President Lyndon Johnson defeated Republican candidate Barry Goldwater in a landslide victory by winning 61 percent of the popular votes and 486 of 538 electoral votes in the 1964 U.S. presidential election. His re-election in 1968 also appeared guaranteed at the beginning of his first full term as president. He won the passage of far-reaching legislation for his domestic programs, called the Great Society, and strong support from African-Americans for passing the Civil Rights Act of 1964, which outlawed racial discrimination in public accommodations, and the Voting Rights Act of 1965, which made voting rights universal.

Despite such achievements, he became trapped in a credibility gap and could not seek re-election in 1968. In the process of expanding U.S. involvement in the Vietnam War, he failed to make his policies clear and thus lost credibility with the American public. Credibility is the basic requisite of leadership. Once a leader loses credibility, the vision he proposes appears to be an illusion or mirage and the policies he pursues lose public support.

Everyone is worrying about how the Korean economy will fare this year. Anxieties about the economy can easily turn into a panic.

If the economy suffers, the government''s sunshine policy of engagement with North Korea, which is based on buying peace with money, can suffer a setback. North Korean leader Kim Jong-il might change his mind about inter-Korean reconciliation if South Korea can no longer afford to deliver a cornucopia of aid and the incoming Bush administration adopts a hard-line policy towards North Korea.

The root of these concerns is the Kim Dae-jung administration''s crisis of credibility. The core of the problems besetting the nation today is the loss of public credibility by Mr. Kim, the administration and the ruling party. The public did not trust the results of the prosecution''s investigations into the so-called Minkgate scandal that involved a former prosecutor general''s wife. Even the court threw out the prosecution''s conclusion of its investigations. The recent defection of three ruling Millennium Democratic Party lawmakers to the splinter United Liberal Democrats is also seen as a low trick aimed at reestablishing a political alliance between the two former coalition partners. All this is a heavy burden for the MDP, which did not have much credibility in the first place.

When the prosecution began investigating a string of high-profile corruption scandals, the public jumped to the conclusion that the investigations would be biased and fail to bring the truth to light if someone high in the echelons of power were looking after the interests of the implicated politicians. Needless to say, law and order cannot be maintained under such conditions.
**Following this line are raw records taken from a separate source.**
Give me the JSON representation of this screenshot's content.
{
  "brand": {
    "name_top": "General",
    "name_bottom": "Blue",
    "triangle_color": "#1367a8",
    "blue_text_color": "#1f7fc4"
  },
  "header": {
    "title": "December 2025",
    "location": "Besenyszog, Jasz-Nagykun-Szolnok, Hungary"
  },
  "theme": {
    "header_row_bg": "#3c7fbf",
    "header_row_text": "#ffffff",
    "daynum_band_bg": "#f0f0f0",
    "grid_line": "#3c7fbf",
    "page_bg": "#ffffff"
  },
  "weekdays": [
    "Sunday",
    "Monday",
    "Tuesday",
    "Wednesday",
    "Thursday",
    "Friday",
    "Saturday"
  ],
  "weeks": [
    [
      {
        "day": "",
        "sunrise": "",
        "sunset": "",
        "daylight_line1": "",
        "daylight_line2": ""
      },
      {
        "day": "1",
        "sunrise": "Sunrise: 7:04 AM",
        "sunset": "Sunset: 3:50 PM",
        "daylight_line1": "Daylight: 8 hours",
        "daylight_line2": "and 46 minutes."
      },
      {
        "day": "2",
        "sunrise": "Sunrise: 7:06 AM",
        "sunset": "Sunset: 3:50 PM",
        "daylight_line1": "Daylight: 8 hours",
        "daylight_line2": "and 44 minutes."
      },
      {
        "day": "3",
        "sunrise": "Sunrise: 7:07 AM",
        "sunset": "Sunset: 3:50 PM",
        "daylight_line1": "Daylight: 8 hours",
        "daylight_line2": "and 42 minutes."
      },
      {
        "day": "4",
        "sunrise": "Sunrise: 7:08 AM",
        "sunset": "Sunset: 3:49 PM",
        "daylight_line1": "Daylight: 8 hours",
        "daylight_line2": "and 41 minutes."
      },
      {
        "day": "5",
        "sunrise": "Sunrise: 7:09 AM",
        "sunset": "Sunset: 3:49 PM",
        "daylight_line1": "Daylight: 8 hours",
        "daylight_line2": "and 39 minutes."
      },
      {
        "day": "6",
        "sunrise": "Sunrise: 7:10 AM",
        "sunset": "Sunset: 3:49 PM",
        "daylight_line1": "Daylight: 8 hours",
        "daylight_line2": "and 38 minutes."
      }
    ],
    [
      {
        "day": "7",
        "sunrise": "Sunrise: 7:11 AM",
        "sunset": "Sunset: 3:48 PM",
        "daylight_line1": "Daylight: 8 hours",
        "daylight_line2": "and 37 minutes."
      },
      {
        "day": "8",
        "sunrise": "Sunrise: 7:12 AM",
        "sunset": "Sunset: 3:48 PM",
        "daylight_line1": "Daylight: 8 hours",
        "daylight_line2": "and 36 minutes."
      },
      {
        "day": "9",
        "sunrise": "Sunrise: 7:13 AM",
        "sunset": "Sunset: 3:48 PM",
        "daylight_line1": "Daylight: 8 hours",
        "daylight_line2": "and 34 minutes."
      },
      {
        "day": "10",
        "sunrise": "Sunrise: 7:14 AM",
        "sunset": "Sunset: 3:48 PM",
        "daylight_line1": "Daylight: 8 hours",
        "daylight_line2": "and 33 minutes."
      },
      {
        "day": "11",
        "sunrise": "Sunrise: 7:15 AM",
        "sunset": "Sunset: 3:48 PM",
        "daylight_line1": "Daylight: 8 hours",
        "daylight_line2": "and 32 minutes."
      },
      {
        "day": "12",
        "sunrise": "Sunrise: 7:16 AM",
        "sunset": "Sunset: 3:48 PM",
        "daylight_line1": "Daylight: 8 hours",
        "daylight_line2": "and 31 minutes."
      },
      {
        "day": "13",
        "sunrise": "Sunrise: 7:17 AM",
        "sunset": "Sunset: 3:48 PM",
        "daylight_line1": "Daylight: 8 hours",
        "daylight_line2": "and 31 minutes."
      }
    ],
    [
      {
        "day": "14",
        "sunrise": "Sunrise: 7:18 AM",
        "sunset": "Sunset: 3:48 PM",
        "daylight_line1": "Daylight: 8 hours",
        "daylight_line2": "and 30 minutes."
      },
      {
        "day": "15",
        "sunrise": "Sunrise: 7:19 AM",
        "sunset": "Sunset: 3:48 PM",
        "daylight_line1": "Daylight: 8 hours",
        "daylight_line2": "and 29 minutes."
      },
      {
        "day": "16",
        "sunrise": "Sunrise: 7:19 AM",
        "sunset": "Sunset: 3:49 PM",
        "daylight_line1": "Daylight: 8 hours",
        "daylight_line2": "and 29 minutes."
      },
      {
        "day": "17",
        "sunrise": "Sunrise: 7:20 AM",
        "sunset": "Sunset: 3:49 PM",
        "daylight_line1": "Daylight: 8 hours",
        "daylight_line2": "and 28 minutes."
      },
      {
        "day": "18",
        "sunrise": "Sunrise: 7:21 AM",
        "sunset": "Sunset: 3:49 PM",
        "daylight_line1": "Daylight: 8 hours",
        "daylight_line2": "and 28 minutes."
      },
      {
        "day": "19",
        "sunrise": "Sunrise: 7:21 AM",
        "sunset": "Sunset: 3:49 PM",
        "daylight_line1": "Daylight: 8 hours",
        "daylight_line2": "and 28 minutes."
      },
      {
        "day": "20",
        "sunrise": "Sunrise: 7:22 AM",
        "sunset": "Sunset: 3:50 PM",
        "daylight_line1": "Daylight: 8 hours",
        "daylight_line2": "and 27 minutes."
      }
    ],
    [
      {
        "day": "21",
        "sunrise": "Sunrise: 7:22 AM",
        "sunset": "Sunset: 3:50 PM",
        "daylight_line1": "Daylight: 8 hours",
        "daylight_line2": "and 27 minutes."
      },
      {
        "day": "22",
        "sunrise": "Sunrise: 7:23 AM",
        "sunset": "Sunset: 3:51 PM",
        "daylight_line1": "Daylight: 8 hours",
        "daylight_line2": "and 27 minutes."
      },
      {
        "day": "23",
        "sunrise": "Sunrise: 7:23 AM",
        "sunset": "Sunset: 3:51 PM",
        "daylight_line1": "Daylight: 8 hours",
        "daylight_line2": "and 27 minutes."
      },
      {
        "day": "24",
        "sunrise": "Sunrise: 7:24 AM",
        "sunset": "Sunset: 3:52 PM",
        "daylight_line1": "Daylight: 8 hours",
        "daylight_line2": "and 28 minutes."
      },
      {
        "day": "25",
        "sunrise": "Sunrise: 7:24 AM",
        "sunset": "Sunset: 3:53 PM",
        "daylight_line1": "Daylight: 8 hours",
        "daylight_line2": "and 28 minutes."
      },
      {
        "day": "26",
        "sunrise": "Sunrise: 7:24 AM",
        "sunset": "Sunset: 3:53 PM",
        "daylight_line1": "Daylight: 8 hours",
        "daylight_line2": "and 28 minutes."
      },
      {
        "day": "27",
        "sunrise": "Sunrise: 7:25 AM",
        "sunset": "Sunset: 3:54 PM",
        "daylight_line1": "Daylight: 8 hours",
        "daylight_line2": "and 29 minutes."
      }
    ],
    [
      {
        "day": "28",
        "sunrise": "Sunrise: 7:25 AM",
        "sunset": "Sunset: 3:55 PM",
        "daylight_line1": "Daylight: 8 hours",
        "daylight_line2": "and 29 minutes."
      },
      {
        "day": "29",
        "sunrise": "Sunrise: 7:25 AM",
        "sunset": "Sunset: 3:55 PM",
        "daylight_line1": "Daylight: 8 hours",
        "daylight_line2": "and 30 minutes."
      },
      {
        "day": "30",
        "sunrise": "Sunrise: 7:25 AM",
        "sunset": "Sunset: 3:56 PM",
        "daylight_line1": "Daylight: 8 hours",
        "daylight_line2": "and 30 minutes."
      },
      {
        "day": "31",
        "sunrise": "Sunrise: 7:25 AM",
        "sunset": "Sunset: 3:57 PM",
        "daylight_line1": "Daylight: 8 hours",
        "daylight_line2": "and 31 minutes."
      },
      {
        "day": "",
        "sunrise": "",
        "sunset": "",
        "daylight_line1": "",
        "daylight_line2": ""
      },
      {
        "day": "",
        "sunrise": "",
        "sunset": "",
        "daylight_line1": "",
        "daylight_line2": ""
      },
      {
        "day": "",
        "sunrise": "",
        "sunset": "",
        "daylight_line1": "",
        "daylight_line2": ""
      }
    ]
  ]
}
Upon returning from the historic North-South summit talks in Pyongyang, President Kim Dae-jung earnestly explained the changes in North Korea. He said North Korea now agrees to the continued stationing of U.S. forces in South Korea and that it renounced the federation system as a unilateral reunification formula.

Not many people accepted his statements at face value, however. If Mr. Kim and his administration have such a low level of credibility, they will have a hard time continuing with their aid-first, benefits-later North Korea policy if the economy deteriorates even slightly.

Mr. Kim, the administration and the ruling party''s priority task in the new year is recovering credibility. Since power is the means and also the goal of politics, it is natural for Mr. Kim and the MDP to prepare for keeping power in the 2002 presidential election. In order to maintain their hold on power, it is necessary for them to resolve problems through political means. To that end, it is necessary to win public support, which comes fundamentally from credibility. Mr. Kim and the administration''s credibility is so low that it has exceeded the danger level. The administration would also admit that its credibility is in crisis, even based on a generous self-appraisal.

Francis Fukuyama, the author of "The End of History," grouped China and Korea as the societies with low levels of trust in his second book "Trust." Mr. Fukuyama believes the Korean culture exhibits strong family exclusiveness and low levels of non-kinship trust. In the English language, trust is a higher concept than credibility. A low level of trust is the result of low credibility. If Mr. Fukuyama''s analysis is correct, South Korean society has a culturally weak infrastructure for building trust.

The credibility crisis Mr. Kim and the administration are facing is not culturally predestined, however. They would not be suffering from such difficulties had their North Korea policy been more transparent, had the prosecution''s investigations been more fair, and had they not resorted to Machiavellian tactics of "lending" their lawmakers to the ULD so that the minor conservative party could have enough seats to qualify as a parliamentary negotiating body.

Judging from Mr. Kim''s recent remarks, he seems to be aware of the essential cause of the current crisis. Before devising and implementing key policies, and before seeking public support, he should try much harder to create conditions for recovering his credibility. From the people''s point of view, it is extremely tiring not to have trust in the government.